- The paper introduces a dual-anchoring approach combining statistical clustering and LLM-based semantic feature generation to counteract temporal prediction drift.
- It employs multi-modal feature extraction using VideoLLaMA3, BERT, ViT, and Open-L3 to create robust, high-dimensional representations.
- Experiments on 6,000 TikTok videos demonstrate significant improvements in MAE and MAPE over traditional models, validating the framework's efficacy.
Introduction
The paper, "Anchoring Trends: Mitigating Social Media Popularity Prediction Drift via Feature Clustering and Expansion," addresses the challenge of prediction drift in social media popularity prediction. As user-generated content on platforms like TikTok and Instagram continues to grow, predicting which content will become popular poses significant challenges due to temporal distribution shifts. Traditional prediction models, which often rely on historical data, degrade in performance as they fail to accommodate the rapidly changing trends, memes, and user behaviors.
Anchored Multi-modal Clustering and Feature Generation Framework
The proposed solution is the Anchored Multi-modal Clustering and Feature Generation (AMCFG) framework. The framework aims to introduce temporally invariant patterns across different data distributions by combining multi-modal clustering with semantic feature generation using LLMs. The model is inspired by Test-Time Adaptation (TTA) techniques utilized in computer vision, aiming to adapt spatial domain adaptation strategies to temporal distribution issues faced in social media content.
Figure 1: Overall architecture of the proposed Anchored Multi-modal Clustering and Feature Generation (AMCFG) framework. Our TTA-inspired approach leverages multi-modal clustering to discover stable behavioral patterns, then generates dual anchoring features: statistical anchors from cluster-level engagement patterns and semantic anchors from LLM-based thematic analysis.
Framework Details
- Feature Extraction: The AMCFG framework begins with feature extraction that encodes textual, visual, and audio contents into high-dimensional representations. VideoLLaMA3 and BERT are employed for text, Vision Transformer (ViT) for videos, and Open-L3 for audio.
- Multi-modal Clustering: The data across modalities are clustered to reveal stable behavioral patterns.
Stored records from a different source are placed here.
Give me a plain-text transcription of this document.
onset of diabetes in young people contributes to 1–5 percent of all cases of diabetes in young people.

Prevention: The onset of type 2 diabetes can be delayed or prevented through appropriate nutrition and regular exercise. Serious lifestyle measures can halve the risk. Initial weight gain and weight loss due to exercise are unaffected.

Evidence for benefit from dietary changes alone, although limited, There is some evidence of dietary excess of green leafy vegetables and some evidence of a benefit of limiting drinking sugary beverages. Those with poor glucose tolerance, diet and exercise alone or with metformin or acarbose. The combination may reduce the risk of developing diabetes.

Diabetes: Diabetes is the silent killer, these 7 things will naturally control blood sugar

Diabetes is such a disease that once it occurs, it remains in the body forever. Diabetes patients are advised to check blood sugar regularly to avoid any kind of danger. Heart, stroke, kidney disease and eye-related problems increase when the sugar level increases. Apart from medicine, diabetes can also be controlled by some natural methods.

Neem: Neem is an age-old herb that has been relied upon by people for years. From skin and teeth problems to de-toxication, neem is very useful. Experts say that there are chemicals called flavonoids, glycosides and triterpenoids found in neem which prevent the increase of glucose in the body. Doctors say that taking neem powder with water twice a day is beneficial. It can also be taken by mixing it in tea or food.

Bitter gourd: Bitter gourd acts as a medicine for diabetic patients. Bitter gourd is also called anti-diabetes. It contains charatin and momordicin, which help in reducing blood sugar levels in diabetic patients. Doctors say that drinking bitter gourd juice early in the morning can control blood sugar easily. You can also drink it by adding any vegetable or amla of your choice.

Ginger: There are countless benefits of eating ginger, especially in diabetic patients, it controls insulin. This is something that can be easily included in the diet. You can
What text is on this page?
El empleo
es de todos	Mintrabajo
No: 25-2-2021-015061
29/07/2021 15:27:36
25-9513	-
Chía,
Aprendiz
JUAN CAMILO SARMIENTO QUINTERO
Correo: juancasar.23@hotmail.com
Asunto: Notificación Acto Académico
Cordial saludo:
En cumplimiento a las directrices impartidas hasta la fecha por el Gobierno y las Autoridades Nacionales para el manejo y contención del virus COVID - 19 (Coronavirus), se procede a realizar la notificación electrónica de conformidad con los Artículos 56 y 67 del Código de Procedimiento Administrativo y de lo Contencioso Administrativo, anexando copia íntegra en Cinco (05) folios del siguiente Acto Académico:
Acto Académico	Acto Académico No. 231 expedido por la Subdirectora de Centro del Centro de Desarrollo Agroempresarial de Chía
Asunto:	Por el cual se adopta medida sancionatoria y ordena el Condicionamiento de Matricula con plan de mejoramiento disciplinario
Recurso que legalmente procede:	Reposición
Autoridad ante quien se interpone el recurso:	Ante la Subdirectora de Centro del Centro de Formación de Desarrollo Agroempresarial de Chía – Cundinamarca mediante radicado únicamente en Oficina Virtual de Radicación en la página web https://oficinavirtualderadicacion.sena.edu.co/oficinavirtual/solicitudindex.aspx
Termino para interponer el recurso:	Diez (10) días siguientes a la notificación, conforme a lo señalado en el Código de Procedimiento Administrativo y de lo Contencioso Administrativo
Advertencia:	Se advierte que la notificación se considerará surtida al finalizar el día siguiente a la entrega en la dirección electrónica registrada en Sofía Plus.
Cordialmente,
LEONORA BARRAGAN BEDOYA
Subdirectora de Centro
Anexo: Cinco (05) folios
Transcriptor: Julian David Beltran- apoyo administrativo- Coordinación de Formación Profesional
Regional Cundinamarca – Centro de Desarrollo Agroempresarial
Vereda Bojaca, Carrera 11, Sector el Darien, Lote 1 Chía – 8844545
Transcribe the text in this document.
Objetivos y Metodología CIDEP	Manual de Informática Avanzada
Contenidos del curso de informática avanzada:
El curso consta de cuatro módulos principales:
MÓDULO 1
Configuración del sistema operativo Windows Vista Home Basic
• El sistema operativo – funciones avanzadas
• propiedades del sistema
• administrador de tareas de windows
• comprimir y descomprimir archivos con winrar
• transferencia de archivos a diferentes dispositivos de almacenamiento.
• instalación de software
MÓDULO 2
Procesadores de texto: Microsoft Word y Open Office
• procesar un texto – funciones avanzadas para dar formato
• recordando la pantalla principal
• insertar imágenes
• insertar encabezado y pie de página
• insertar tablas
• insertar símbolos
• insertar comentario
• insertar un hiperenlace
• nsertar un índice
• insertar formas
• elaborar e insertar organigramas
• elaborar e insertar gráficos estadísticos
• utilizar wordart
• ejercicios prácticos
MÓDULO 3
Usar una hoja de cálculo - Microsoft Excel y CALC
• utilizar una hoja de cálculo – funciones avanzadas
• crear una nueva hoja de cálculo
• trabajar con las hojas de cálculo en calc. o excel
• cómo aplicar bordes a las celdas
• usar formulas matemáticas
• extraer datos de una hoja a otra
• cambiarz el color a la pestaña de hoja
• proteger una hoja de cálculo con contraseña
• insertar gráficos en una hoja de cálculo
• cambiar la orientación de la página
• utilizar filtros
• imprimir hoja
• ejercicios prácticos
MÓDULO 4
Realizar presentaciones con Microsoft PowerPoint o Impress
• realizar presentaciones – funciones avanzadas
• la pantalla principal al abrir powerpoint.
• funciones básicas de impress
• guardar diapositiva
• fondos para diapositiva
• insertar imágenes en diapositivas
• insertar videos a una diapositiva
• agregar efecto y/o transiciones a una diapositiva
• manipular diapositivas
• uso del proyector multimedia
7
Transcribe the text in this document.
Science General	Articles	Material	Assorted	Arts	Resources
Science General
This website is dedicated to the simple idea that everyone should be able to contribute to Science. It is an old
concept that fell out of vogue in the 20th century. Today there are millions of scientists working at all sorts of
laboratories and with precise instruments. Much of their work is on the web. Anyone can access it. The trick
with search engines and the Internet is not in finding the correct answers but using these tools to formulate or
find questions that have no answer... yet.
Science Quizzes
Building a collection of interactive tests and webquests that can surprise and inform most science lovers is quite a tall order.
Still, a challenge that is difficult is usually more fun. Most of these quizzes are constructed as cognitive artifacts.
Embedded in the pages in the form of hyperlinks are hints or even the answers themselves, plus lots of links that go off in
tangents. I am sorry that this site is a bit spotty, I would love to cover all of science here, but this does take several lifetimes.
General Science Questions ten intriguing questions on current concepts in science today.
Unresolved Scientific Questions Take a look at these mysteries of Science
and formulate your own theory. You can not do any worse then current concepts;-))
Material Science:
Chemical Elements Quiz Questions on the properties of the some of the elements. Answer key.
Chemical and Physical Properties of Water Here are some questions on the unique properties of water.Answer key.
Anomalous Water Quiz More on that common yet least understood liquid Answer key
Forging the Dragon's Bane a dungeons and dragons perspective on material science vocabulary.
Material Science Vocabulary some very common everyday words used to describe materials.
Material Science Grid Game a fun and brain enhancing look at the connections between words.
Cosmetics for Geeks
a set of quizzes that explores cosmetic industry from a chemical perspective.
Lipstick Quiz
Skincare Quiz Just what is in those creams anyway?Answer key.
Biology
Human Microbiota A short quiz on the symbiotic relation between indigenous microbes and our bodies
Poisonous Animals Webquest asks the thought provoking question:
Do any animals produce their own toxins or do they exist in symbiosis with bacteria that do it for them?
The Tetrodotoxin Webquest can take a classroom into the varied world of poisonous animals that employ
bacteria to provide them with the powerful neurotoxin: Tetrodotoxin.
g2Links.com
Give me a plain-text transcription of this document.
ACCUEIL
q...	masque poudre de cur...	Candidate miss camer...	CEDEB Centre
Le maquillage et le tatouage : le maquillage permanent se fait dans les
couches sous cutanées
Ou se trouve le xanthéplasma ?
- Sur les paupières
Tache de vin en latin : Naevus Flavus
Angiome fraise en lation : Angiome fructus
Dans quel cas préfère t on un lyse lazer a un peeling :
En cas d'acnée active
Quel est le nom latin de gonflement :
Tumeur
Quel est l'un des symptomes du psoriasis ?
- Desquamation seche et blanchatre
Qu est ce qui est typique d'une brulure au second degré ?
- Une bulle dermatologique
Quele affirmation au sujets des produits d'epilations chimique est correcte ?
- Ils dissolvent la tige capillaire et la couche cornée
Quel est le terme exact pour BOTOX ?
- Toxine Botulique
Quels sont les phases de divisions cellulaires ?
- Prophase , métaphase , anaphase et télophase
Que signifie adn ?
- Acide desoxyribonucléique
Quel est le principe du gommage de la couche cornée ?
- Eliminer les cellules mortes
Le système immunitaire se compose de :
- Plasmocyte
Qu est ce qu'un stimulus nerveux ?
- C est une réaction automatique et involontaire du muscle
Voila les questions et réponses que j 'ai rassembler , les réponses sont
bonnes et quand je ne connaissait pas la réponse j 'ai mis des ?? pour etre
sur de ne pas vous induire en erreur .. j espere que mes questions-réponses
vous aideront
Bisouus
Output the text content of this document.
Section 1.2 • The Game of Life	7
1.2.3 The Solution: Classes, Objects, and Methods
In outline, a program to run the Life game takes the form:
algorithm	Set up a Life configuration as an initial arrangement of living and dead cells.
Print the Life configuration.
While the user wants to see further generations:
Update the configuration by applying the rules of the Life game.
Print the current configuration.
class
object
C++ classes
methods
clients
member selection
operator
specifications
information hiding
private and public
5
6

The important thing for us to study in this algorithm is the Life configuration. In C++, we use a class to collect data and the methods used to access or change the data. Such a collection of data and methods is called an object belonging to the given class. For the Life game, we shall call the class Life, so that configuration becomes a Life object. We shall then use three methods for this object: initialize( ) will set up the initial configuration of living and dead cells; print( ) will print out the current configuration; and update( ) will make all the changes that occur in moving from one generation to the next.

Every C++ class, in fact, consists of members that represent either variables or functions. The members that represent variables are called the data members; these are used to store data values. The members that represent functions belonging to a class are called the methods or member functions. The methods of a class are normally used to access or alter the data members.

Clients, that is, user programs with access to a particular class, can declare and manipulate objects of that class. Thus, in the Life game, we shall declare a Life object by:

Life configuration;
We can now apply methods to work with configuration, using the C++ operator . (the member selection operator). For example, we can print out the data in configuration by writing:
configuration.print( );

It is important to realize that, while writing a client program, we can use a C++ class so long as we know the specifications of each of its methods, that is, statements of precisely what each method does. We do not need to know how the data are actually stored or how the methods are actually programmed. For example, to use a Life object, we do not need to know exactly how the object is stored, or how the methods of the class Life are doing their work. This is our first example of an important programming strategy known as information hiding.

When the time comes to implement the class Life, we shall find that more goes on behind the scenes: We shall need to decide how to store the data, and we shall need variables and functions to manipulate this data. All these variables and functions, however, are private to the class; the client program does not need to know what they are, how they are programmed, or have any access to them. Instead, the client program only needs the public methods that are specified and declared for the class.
Each modality features k-means clustering (with k=300) to identify cluster-level engagement trends, creating statistical anchors that summarize these patterns numerically.
- Semantic Anchor Generation: LLMs are used to analyze clusters to ascertain thematic descriptions and personality profiles, creating semantic anchors. These features capture high-level concepts that are stable over time despite trend evolution.
- Feature Fusion: Combining original feature embeddings with statistical and semantic anchors forms a composite feature space used to train predictors, ensuring stability and resistance to temporal distribution shifts.
Experimental Results
The framework was evaluated on a dataset of 6,000 TikTok videos, achieving a Mean Absolute Error (MAE) and Mean Absolute Percentage Error (MAPE) that significantly outperformed baseline models. Results indicated a marked improvement in robustness and predictive accuracy when compared to traditional methods, notably demonstrating effectiveness in generalizing predictions across temporal content changes.
Figure 2: Clustering visualization of four modalities (text, video, audio, and user profile).
Figure 3: Feature importance analysis across different modalities.
Discussion
The AMCFG framework's dual-anchoring strategy embraces both statistical and semantic dimensions for robust prediction outcomes. The results emphasize the importance of incorporating high-level semantic understanding alongside raw multi-modal features to mitigate temporal prediction drift. This aligns with broader machine learning methodologies that leverage multi-scale feature representations to enhance model robustness.
By demonstrating the effectiveness of a framework rooted in TTA principles, this paper provides insights into cross-domain applicability of these adaptation techniques. This paves the way for future research targeting further generalization of TTA methods beyond spatial domain challenges, potentially addressing a wider range of dynamic predictive tasks.
Conclusion
The AMCFG framework presents a novel approach to addressing prediction drift in social media popularity prediction. By employing a dual-anchoring mechanism incorporating statistical and semantic patterns, the framework achieves significant performance improvements, ensuring stable and accurate predictions over time. This research opens up new avenues for adapting TTA-inspired strategies to non-visual temporal domain challenges, underscoring the potential for further advancements in AI and predictive analytics.